Gang de filles

Il fait beau, les oiseaux chantent, Djoko vient de fracasser sa raquette face à Wawrinka, et moi je vous parle de ma dernière découverte New Adult, Un site nommé désir de Lou Borgia. (Aucun lien de corrélation, enfin je crois.) Je remercie les éditions de La Musardine (que j’aime depuis La vie sexuelle de Blanche-Neige, ça je vous en parlerai sûrement un de ces quatre aussi, ma passion) pour ce service presse !
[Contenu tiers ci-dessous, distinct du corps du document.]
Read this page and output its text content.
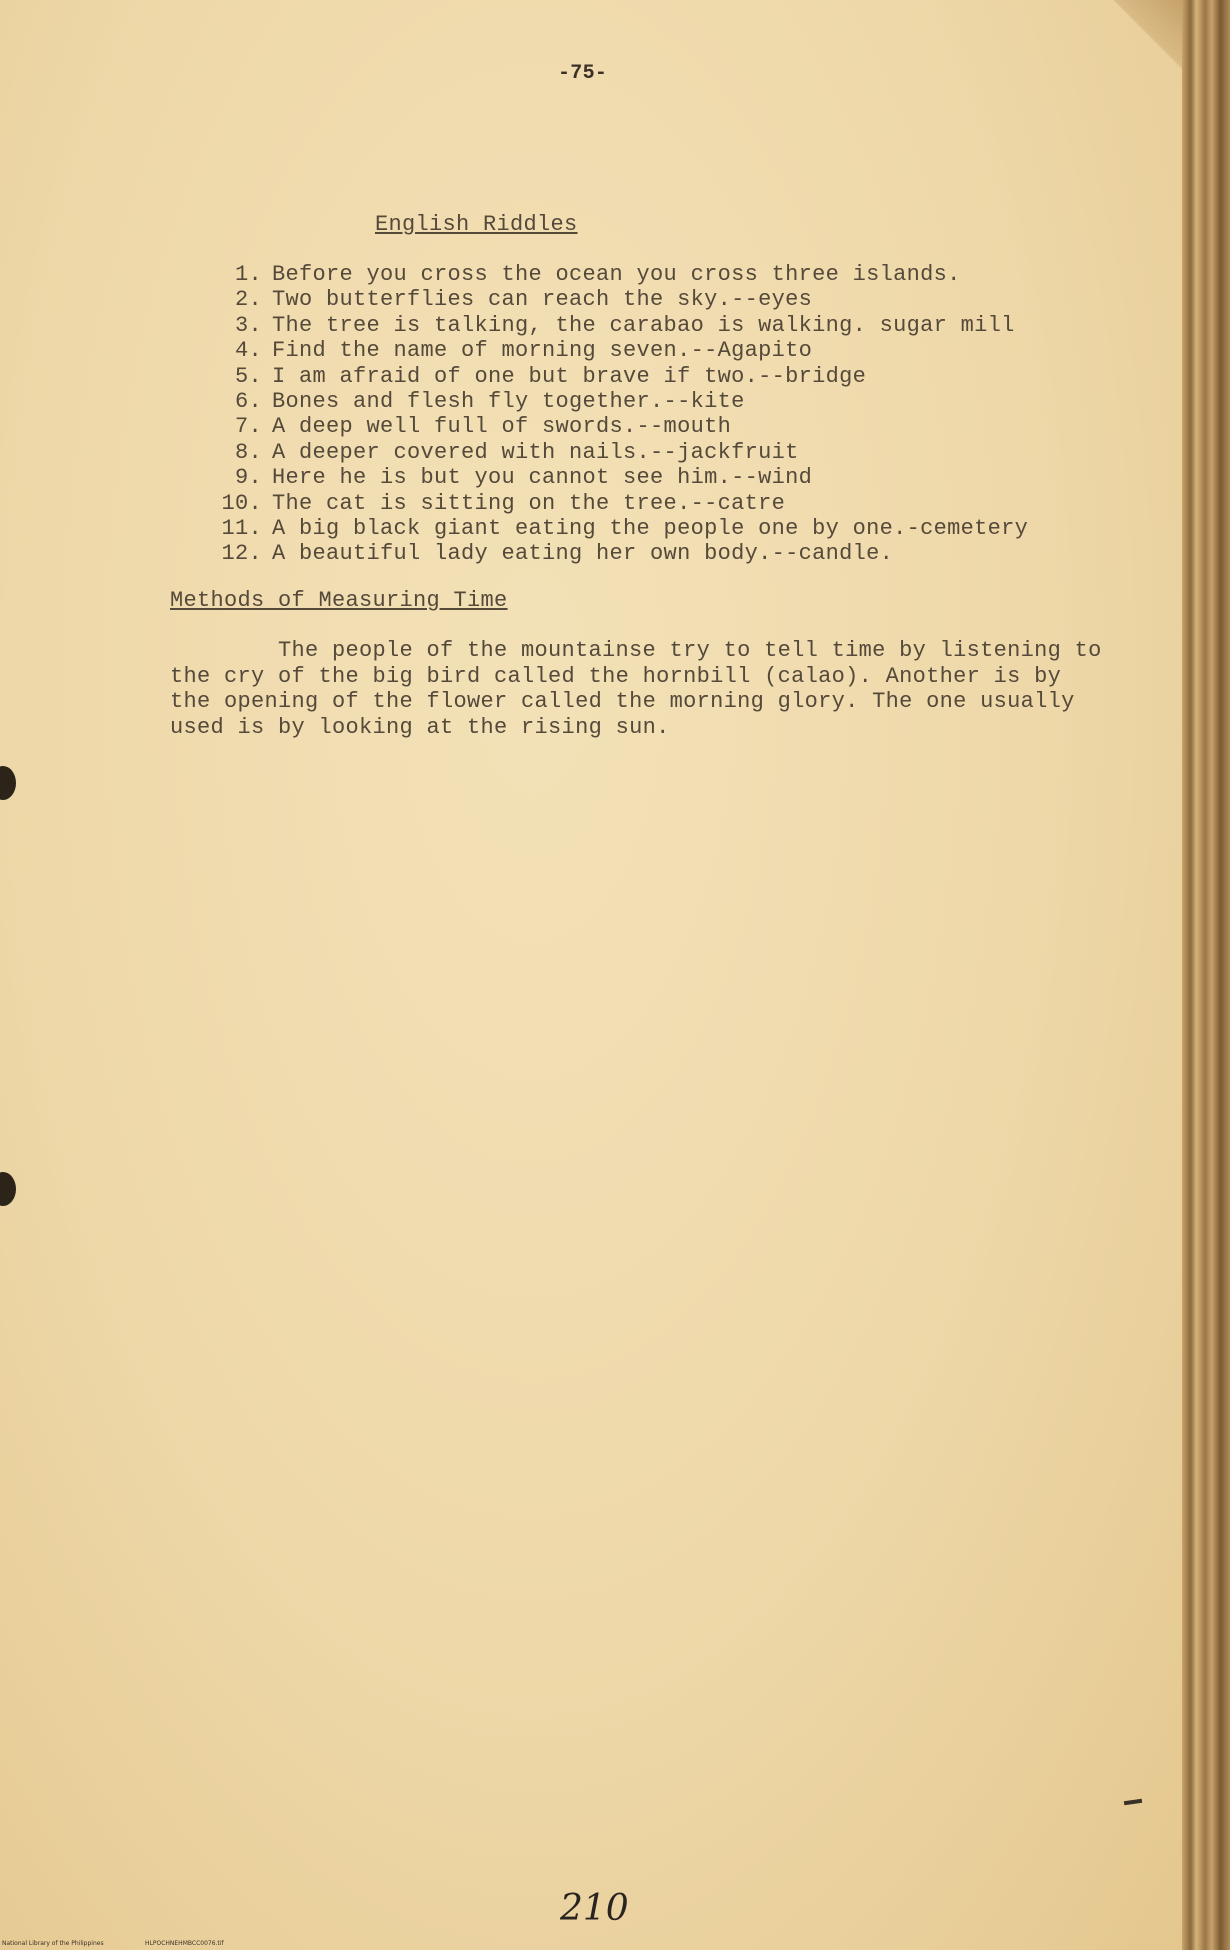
-75-
English Riddles
1. Before you cross the ocean you cross three islands.
2. Two butterflies can reach the sky.--eyes
3. The tree is talking, the carabao is walking. sugar mill
4. Find the name of morning seven.--Agapito
5. I am afraid of one but brave if two.--bridge
6. Bones and flesh fly together.--kite
7. A deep well full of swords.--mouth
8. A deeper covered with nails.--jackfruit
9. Here he is but you cannot see him.--wind
10. The cat is sitting on the tree.--catre
11. A big black giant eating the people one by one.-cemetery
12. A beautiful lady eating her own body.--candle.
Methods of Measuring Time

The people of the mountainse try to tell time by listening to the cry of the big bird called the hornbill (calao). Another is by the opening of the flower called the morning glory. The one usually used is by looking at the rising sun.

210
National Library of the Philippines	HLPOCHNEHMBCC0076.tif
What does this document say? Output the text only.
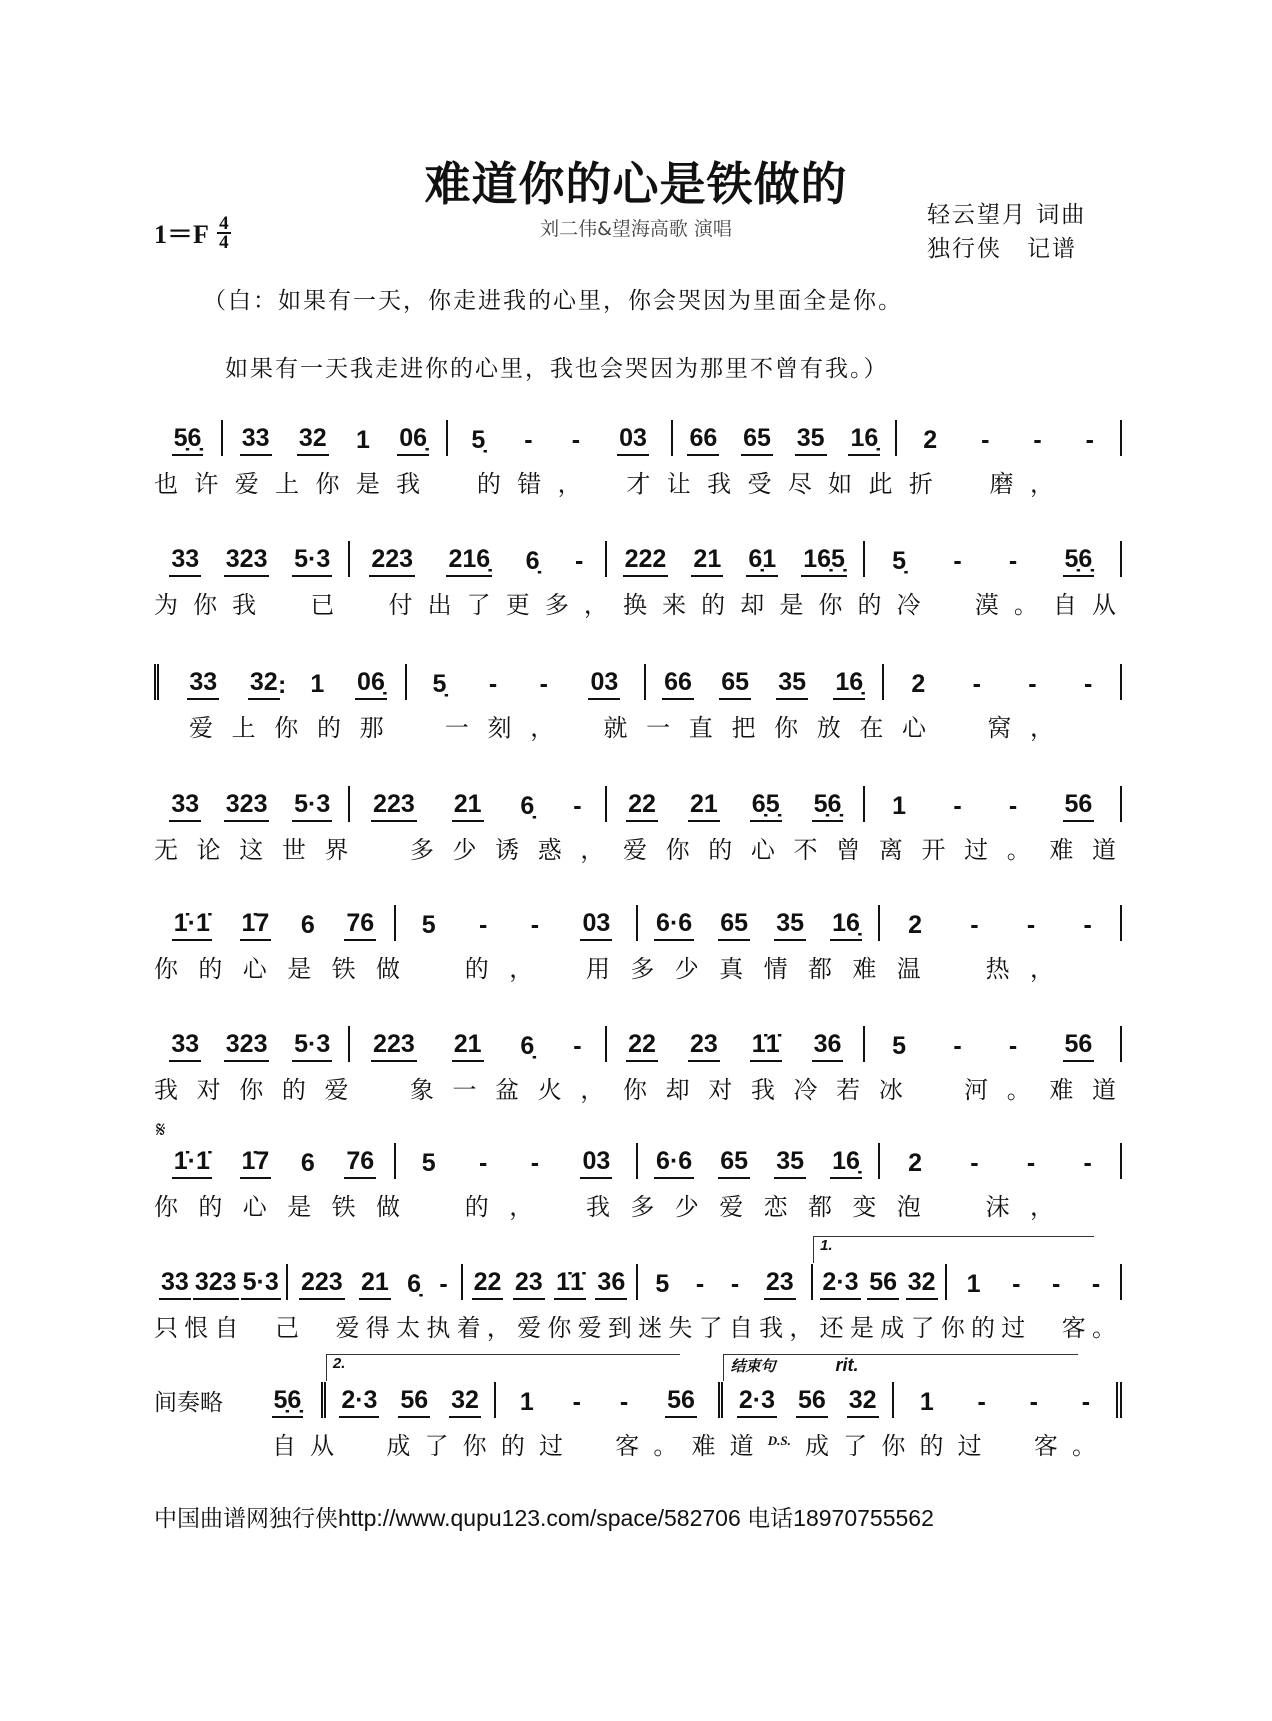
难道你的心是铁做的
$1=F \frac{4}{4}$	刘二伟&望海高歌 演唱
轻云望月 词曲
独行侠　记谱
（白：如果有一天，你走进我的心里，你会哭因为里面全是你。
如果有一天我走进你的心里，我也会哭因为那里不曾有我。）
𝄋
5̣6̣ 33 32 1 06̣ 5̣ - - 03 66 65 35 16̣ 2 - - -
也许爱上你是我　的错，　才让我受尽如此折　磨，
33 323 5·3 223 216̣ 6̣ - 222 21 6̣1 16̣5̣ 5̣ - - 5̣6̣
为你我　已　付出了更多，换来的却是你的冷　漠。自从
: 33 32 1 06̣ 5̣ - - 03 66 65 35 16̣ 2 - - -
爱上你的那　一刻，　就一直把你放在心　窝，
33 323 5·3 223 21 6̣ - 22 21 6̣5̣ 5̣6̣ 1 - - 56
无论这世界　多少诱惑，爱你的心不曾离开过。难道
1̇·1̇ 1̇7 6 76 5 - - 03 6·6 65 35 16̣ 2 - - -
你的心是铁做　的，　用多少真情都难温　热，
33 323 5·3 223 21 6̣ - 22 23 1̇1̇ 36 5 - - 56
我对你的爱　象一盆火，你却对我冷若冰　河。难道
1̇·1̇ 1̇7 6 76 5 - - 03 6·6 65 35 16̣ 2 - - -
你的心是铁做　的，　我多少爱恋都变泡　沫，
33 323 5·3 223 21 6̣ - 22 23 1̇1̇ 36 5 - - 23 2·3 56 32
1.
1 - - -
只恨自　己　爱得太执着，爱你爱到迷失了自我，还是成了你的过　客。
间奏略	5̣6̣ 2·3 56 32
2.
1 - - 56 2·3 56 32
结束句	rit.
1 - - -
自从　成了你的过　客。难道$^{D.S.}$成了你的过　客。
中国曲谱网独行侠http://www.qupu123.com/space/582706 电话18970755562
Lou a créé Un site nommé désir, site web détaillant allègrement la vie sexuelle des jeunes avec ses deux acolytes, Adèle, DJ dans une boîte de filles, et Victoire, qui n’a d’autres passions que sa propre personne. Considérée comme le gourou du sexe 2.0 par sa communauté, la jeune femme va pourtant être défiée par un internaute pourvu d’un avatar à tête de singe, Ventadour, qui la taxe d’imposture : il n’y aurait nulle trace de désir dans son site, et lui se propose de redéfinir le concept avec elle…

En lisant ce roman, j’avais vraiment l’impression de mater un film de filles français comme on les fait bien aujourd’hui, à la Sous les jupes des filles par exemple, à savoir un bon mix de rythme, d’humour, de dialogues un peu trash mais sans aucune vulgarité.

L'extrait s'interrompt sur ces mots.